- French: Le Dernier Souffle
- Directed by: Costa-Gavras
- Screenplay by: Costa-Gavras
- Based on: Le dernier souffle: Accompagner la fin de vie by Régis Debray; Claude Grange;
- Starring: Denis Podalydès; Kad Merad; Marilyne Canto;
- Cinematography: Nathalie Durand; Olivier Rostan;
- Music by: Armand Amar
- Release dates: September 2024 (San Sebastián); 12 February 2025;
- Running time: 97 minutes
- Country: France
- Language: French

= Last Breath (2024 film) =

2024 French film by Costa-Gavras

Last Breath (Le Dernier Souffle) is a 2024 drama film directed by Costa-Gavras.
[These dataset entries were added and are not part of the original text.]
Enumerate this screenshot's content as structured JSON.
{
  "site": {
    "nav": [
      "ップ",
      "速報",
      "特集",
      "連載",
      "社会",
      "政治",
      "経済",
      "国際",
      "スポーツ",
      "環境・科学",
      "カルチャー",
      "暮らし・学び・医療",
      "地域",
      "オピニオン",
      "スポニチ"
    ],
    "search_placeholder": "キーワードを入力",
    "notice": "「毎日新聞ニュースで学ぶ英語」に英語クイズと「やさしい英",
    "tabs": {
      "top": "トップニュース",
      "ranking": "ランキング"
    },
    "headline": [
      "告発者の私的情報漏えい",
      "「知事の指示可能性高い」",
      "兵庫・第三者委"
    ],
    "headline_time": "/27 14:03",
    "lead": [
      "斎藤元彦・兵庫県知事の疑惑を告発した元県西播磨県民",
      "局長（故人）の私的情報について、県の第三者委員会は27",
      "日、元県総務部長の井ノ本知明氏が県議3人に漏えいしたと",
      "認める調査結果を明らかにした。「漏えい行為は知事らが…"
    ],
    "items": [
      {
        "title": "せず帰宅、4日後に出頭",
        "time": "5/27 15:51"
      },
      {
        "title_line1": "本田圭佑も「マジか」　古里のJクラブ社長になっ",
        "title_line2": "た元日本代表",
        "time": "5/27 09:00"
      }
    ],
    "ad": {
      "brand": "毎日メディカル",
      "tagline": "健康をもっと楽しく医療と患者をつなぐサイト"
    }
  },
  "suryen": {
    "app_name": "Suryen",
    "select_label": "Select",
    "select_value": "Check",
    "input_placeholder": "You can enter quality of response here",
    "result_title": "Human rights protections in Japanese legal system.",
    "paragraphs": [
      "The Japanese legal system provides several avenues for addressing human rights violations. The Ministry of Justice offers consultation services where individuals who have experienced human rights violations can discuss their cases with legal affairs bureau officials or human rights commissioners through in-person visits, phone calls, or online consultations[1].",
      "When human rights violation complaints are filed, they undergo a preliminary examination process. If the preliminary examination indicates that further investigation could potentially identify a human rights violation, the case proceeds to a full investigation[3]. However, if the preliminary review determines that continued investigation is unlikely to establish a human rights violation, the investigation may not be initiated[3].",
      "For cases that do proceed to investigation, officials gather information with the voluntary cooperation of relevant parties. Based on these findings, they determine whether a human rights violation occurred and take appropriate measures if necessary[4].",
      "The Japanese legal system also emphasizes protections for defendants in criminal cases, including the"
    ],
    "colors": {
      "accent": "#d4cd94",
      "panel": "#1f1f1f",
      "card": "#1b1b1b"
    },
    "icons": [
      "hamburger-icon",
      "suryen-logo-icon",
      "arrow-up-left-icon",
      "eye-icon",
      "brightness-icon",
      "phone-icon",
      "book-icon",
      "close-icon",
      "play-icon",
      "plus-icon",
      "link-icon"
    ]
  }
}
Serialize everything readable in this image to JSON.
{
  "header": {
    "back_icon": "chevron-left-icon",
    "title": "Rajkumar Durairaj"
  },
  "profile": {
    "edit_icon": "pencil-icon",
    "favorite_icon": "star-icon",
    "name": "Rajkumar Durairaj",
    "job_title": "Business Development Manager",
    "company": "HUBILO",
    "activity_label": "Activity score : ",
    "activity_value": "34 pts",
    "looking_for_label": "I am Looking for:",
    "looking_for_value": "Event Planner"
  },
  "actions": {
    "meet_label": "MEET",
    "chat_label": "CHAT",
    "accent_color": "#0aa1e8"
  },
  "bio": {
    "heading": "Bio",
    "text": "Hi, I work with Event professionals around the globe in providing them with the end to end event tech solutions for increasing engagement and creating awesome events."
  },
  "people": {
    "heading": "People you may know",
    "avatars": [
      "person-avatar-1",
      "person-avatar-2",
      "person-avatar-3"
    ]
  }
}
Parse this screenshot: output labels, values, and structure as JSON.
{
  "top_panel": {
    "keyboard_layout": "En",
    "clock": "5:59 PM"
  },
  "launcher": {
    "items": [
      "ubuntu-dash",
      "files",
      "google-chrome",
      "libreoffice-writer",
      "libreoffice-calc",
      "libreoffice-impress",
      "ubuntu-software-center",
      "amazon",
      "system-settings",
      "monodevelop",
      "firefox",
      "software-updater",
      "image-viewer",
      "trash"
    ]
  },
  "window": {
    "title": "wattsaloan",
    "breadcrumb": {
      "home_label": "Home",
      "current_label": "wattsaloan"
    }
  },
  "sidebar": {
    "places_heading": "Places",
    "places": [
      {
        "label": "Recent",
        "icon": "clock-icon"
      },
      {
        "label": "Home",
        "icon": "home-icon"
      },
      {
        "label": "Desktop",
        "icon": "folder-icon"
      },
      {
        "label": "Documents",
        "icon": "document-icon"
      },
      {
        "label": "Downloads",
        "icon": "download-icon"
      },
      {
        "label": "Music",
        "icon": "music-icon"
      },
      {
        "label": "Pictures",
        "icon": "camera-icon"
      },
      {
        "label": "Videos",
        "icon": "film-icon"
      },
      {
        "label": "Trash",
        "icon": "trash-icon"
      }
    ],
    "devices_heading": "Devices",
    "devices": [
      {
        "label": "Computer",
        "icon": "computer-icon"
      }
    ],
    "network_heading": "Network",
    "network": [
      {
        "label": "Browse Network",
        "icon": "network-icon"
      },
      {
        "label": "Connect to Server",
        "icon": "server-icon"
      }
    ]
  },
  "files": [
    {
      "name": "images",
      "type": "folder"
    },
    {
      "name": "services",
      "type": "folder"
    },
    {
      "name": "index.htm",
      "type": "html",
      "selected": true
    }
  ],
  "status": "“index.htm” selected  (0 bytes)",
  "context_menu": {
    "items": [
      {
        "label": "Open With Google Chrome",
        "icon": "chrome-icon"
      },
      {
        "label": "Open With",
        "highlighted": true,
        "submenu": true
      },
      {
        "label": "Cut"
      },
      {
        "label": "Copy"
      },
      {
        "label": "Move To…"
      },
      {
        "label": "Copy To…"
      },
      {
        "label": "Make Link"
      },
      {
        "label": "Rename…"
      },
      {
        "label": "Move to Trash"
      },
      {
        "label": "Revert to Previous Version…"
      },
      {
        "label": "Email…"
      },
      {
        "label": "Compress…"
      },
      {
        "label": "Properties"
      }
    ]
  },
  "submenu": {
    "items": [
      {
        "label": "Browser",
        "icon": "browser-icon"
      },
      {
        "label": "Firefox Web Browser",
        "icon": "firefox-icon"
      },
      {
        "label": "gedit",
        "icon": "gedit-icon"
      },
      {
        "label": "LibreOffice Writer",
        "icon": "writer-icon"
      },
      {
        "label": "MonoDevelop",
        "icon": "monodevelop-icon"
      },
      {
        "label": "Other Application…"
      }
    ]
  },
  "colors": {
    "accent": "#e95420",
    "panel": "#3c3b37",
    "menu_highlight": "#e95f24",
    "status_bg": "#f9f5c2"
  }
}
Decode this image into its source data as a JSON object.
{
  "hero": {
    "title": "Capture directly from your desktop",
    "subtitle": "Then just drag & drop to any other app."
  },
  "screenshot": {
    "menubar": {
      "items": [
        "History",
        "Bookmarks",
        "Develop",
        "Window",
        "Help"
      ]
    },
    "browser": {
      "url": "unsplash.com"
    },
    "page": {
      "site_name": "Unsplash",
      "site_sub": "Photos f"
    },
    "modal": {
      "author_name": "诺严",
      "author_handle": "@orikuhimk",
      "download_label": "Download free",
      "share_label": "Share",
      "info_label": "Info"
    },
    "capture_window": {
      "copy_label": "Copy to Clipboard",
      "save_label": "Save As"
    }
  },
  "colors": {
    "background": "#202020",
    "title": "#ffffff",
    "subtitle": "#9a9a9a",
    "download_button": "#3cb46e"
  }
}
It stars Denis Podalydès, Kad Merad, Marilyne Canto and Ángela Molina.

== Plot ==
Fabrice Toussaint, a philosopher and author, undergoes an MRI and is diagnosed with cancer. He meets doctor Augustin Masset, who is in charge of a palliative care unit. They both speak about the end of life and reflect on their own lives. Toussaint also visits some of Masset's patients and analyses how they face their last days in order to write a book about it.

== Cast ==
- Denis Podalydès as Fabrice Toussaint
- Kad Merad as Augustin Masset
- Marilyne Canto
- Ángela Molina as Estrella
- Charlotte Rampling
- Hiam Abbass
- Karin Viard
- Agathe Bonitzer

== Production ==
Costa-Gavras wrote the script, based on the actual book the philosopher Régis Debray wrote alongside doctor Claude Grange. His wife, Michèle Ray-Gavras, and their son, Alexandre Gavras, were producers.

== Release ==
Last Breath had its world premiere in the official competition of the 72nd San Sebastián International Film Festival. The film was pre-released on 10 February 2025 in Versalles. It was released theatrically in France on 12 February 2025.

== Reception ==
Carlos Boyero, writing for El País, stated that the film is "didactic and honest".